I have the joy of working a few hours a week at a Premiere Athletic Club in my home town. We boast the largest number of members and feel we offer incredible service to our members. Yes, I am biased~ yet I believe many others share this feeling! 🙂
This past week I had a couple interesting “aha” moments that touched my heart in a fresh way. Let me explain: Last week during my shift two elderly gentlemen (who are wonderful and kind) walked by the Front Desk and let me know that one of the men had turned 92, so I offered to sing him a birthday song and he said he’d rather have a hug. I blushed and smiled as he went on his way.
Yesterday they passed by the front desk again during my shift and reminded me about the wanted hug. I smiled and as they walked out the door I felt a strong sense that I really should walk out those doors and give that birthday hug.

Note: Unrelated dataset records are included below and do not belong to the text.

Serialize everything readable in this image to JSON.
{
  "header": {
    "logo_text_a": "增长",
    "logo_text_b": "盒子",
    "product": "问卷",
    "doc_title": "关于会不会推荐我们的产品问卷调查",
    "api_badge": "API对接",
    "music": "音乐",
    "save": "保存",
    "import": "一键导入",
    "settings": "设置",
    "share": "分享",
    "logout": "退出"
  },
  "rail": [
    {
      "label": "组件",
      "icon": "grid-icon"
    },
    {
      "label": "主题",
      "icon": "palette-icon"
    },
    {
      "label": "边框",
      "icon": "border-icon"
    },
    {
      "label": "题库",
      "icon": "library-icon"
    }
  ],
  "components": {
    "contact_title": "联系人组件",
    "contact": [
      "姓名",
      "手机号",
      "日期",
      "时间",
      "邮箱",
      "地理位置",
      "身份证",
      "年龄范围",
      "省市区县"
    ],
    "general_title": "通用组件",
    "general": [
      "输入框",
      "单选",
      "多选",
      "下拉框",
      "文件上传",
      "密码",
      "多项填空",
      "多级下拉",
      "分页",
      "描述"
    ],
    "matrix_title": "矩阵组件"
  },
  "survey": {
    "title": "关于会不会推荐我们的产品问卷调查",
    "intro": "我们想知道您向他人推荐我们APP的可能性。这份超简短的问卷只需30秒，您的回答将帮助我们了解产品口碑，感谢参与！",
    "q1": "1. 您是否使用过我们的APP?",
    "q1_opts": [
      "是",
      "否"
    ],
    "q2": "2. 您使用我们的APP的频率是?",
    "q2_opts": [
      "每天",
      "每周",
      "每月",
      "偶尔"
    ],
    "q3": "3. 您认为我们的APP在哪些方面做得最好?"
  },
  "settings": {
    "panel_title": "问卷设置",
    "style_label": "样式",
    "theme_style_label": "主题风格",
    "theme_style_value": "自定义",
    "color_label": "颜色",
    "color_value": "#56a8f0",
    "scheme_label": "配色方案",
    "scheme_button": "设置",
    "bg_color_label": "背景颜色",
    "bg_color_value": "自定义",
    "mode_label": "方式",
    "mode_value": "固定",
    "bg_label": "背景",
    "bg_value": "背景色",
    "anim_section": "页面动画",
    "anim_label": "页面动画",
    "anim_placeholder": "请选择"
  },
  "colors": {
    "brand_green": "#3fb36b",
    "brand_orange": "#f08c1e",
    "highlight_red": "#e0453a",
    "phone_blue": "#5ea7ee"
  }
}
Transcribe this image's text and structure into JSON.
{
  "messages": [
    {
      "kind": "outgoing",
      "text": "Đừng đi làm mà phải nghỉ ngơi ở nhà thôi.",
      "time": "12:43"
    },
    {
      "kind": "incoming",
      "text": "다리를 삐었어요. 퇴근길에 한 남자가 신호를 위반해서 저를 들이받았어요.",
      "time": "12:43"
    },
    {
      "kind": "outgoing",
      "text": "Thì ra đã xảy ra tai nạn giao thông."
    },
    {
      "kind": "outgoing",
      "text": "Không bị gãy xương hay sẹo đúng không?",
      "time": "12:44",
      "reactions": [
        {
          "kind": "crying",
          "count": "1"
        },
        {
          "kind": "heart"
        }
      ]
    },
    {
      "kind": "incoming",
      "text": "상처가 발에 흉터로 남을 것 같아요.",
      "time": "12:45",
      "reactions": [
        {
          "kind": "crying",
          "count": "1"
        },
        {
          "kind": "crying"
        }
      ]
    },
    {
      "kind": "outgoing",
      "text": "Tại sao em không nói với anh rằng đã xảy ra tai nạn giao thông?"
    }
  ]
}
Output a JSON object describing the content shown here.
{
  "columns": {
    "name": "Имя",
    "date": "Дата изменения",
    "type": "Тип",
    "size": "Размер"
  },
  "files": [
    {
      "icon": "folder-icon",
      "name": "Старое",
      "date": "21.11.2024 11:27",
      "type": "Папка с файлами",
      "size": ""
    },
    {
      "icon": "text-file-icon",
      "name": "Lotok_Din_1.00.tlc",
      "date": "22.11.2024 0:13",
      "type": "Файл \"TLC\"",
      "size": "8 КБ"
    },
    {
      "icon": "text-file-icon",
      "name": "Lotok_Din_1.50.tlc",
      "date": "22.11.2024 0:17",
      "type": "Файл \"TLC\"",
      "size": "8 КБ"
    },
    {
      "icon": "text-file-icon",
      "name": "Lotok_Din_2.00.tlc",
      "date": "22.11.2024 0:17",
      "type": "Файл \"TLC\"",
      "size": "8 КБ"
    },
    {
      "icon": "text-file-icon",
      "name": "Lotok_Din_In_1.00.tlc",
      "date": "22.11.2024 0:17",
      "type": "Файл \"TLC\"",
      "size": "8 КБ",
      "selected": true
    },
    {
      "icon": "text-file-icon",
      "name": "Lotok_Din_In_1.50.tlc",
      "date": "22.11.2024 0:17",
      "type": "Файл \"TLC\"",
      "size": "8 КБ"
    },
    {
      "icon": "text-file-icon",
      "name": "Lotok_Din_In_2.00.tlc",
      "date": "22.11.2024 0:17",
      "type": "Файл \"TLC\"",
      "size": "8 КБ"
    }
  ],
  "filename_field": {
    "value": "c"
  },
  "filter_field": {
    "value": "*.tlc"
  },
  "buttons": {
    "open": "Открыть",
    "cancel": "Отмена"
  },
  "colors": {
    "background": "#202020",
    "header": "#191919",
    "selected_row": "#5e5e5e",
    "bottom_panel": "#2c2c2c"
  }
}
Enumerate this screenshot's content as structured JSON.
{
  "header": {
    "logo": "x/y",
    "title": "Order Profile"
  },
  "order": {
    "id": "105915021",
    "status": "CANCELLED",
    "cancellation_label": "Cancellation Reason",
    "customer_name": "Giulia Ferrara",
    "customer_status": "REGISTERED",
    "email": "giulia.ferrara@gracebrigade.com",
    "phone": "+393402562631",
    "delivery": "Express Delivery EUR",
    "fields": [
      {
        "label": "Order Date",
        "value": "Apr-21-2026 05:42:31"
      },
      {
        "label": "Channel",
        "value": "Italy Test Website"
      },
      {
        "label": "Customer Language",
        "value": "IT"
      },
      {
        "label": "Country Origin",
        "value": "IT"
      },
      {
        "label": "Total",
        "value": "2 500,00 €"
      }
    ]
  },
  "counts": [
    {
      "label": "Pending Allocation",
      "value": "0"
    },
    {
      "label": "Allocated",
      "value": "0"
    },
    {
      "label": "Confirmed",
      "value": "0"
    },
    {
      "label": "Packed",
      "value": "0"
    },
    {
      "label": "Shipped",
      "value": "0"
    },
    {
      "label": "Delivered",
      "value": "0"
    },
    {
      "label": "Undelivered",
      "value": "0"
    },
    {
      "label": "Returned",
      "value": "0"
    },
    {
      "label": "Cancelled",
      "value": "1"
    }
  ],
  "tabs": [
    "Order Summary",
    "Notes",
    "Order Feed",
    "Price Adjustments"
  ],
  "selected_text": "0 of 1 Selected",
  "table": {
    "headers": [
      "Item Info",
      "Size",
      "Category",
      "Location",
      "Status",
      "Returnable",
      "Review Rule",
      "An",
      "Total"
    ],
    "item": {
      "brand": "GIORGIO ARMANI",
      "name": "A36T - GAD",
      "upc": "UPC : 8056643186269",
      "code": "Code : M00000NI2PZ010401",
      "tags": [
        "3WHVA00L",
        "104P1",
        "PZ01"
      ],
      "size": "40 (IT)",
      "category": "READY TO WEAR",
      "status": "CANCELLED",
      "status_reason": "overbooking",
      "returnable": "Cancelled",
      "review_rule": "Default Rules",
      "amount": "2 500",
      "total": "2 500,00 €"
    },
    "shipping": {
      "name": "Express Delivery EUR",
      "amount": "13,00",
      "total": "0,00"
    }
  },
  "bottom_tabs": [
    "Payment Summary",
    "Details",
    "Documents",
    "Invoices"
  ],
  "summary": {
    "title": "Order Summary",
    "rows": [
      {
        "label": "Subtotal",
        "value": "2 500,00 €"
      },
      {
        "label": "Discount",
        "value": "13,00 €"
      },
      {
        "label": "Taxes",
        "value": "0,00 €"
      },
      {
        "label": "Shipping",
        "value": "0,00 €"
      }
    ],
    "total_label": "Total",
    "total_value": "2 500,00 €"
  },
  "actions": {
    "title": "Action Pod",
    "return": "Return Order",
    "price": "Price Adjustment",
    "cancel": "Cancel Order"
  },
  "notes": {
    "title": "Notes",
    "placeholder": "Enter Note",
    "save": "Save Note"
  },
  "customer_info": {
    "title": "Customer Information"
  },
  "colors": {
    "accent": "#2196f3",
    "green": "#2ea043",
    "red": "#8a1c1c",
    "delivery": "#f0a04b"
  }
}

Out the door I went, tapped the sweet man on the shoulder and hugged him tightly; with teary eyes he kissed me on the cheek.
I had a strong sense that he had possibly not been hugged in awhile.
At the tail end of my shift last night a man I have known for many years who is quiet and lives alone walked in. I was not behind the desk as I usually am, but rather I was walking around the front so I touched his shoulder, welcomed him by name and turned back to the task I had been working on. The gentleman walked over to me and genuinely said ” thank you for the touch.”
Perhaps this isn’t eye-opening to you but for me I was reminded how spoiled I am to be in a family that loves to hug; there is never a lack of affection between us. Yet, for so many who may not have an extended family or life partner, I imagine that there could be long gaps between hugs, hand holding, or just a gentle squeeze on the shoulder! Makes my heart so sad.
I recently read a blog that expressed some tangible reasons why we all need physical touch:
“The need for constant touches may fade as we grow older but the feelings certain touches invoke do not. As we grow older, touch is a communication that transcends age and time. No matter how old we are, we all love to have our hand held, our backs rubbed, or the feel of a warm embrace.
Seniors who live alone often do not experience the simple act of touch on a daily basis. The reasons vary: spouses and close friends have passed away, families live in other states, or physical limitations may affect activity and contact with others. Remember this when spending time with the senior in your life. A simple, encouraging arm around a shoulder or a momentary grasp of a hand conveys a message of affection. Feelings of affection can make a big difference in the lives of seniors.”
All of us know people who are alone, far from family, or disconnected from a loving community. Perhaps we can risk a kind hug, handshake, or squeeze on the arm –even if it takes us out of our comfort zone.
Someone may turn and say “thank you for the touch.”